November 20, 2009 11:42 AM | Link to this

It’s funny how the state is only worried about public pensions? My 401K tanked, 1/2 of its value. That is all I have to live on when I retire, sorry no government job here, no one to fight for my retirement. Waaa all the crybaby government employees out there. I’m so tired of hearing about your troubles.

By wiseacre in Ohio

November 20, 2009 11:00 AM | Link to this

The pension groups are trying to publicize fraud on the part of these credit rating groups.
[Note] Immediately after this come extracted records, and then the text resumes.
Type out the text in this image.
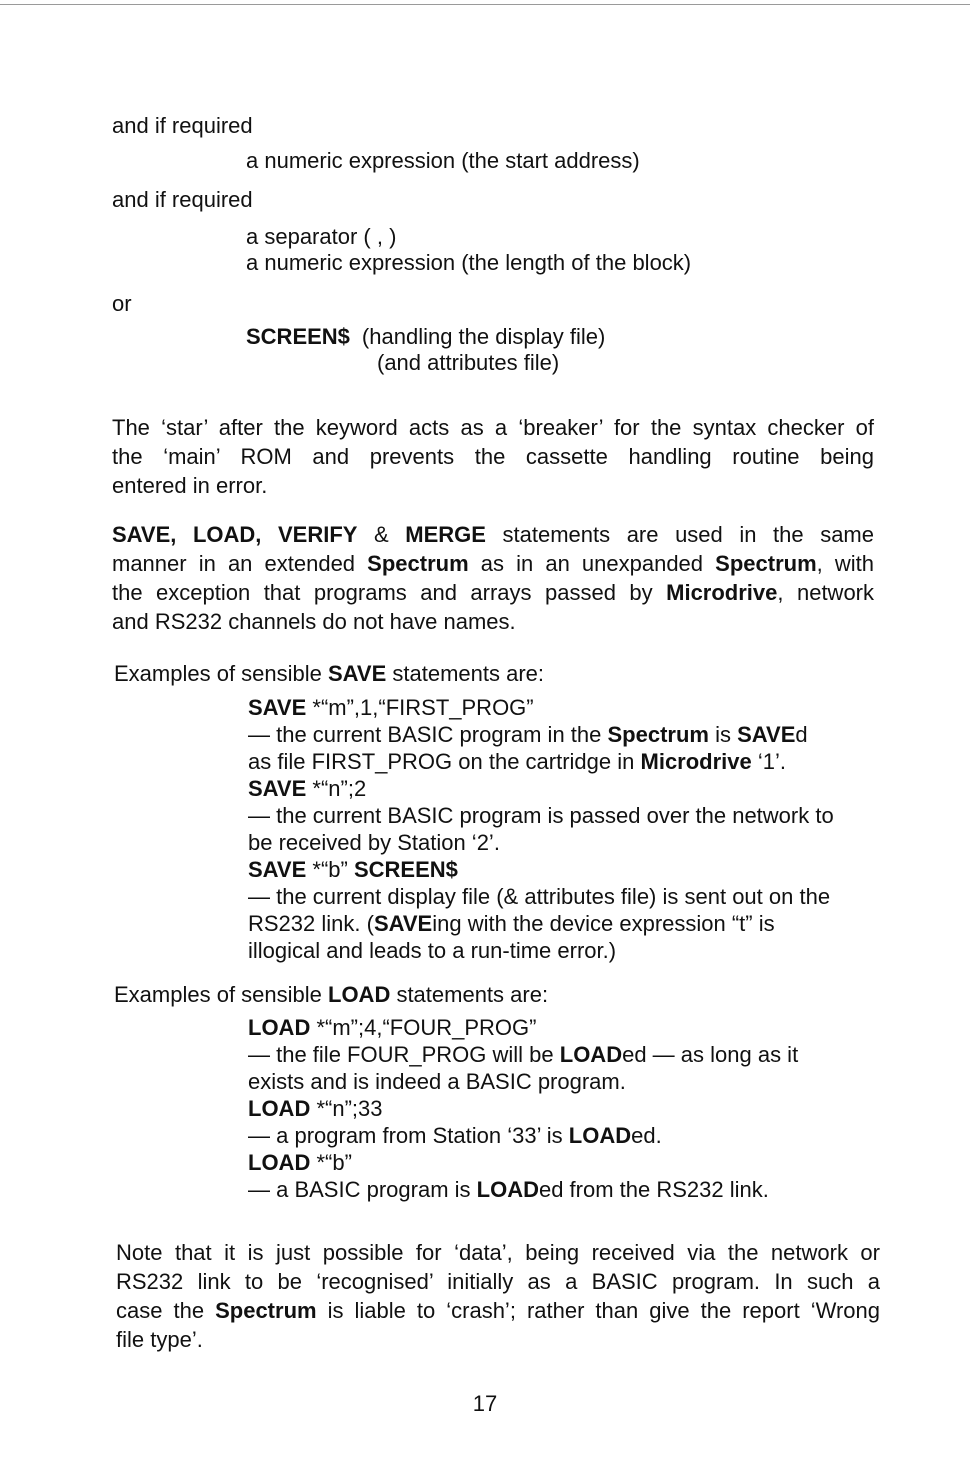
and if required
a numeric expression (the start address)
and if required
a separator ( , )
a numeric expression (the length of the block)
or
SCREEN$ (handling the display file)
(and attributes file)
The ‘star’ after the keyword acts as a ‘breaker’ for the syntax checker of
the ‘main’ ROM and prevents the cassette handling routine being
entered in error.
SAVE, LOAD, VERIFY & MERGE statements are used in the same
manner in an extended Spectrum as in an unexpanded Spectrum, with
the exception that programs and arrays passed by Microdrive, network
and RS232 channels do not have names.
Examples of sensible SAVE statements are:
SAVE *“m”,1,“FIRST_PROG”
— the current BASIC program in the Spectrum is SAVEd
as file FIRST_PROG on the cartridge in Microdrive ‘1’.
SAVE *“n”;2
— the current BASIC program is passed over the network to
be received by Station ‘2’.
SAVE *“b” SCREEN$
— the current display file (& attributes file) is sent out on the
RS232 link. (SAVEing with the device expression “t” is
illogical and leads to a run-time error.)
Examples of sensible LOAD statements are:
LOAD *“m”;4,“FOUR_PROG”
— the file FOUR_PROG will be LOADed — as long as it
exists and is indeed a BASIC program.
LOAD *“n”;33
— a program from Station ‘33’ is LOADed.
LOAD *“b”
— a BASIC program is LOADed from the RS232 link.
Note that it is just possible for ‘data’, being received via the network or
RS232 link to be ‘recognised’ initially as a BASIC program. In such a
case the Spectrum is liable to ‘crash’; rather than give the report ‘Wrong
file type’.
17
They are supposed to work like the independent ratings of the Consumers Guide—without the payoffs, kickbacks, and bribes from the companies they are rating. This “let’s cheat everyone to get rich and then cover it up” attitude of Wall Street, mortgage and banking companies, and other investment companies can only last so much longer. How can such cheats live with themselves?

By Patrick

November 20, 2009 10:51 AM | Link to this

How on earth is the Union at fault???..Im a proud union member…I took a pay cut to support my drowning pension…Don’t think we “unions”, got any free money either buddy…keep walking!!!

By Carl

November 20, 2009 10:29 AM | Link to this

Could,t be that the unions got greedy and wanted great returns in the face of a bad market. Now like all liberals say its someone elses fault. Give me some free money now.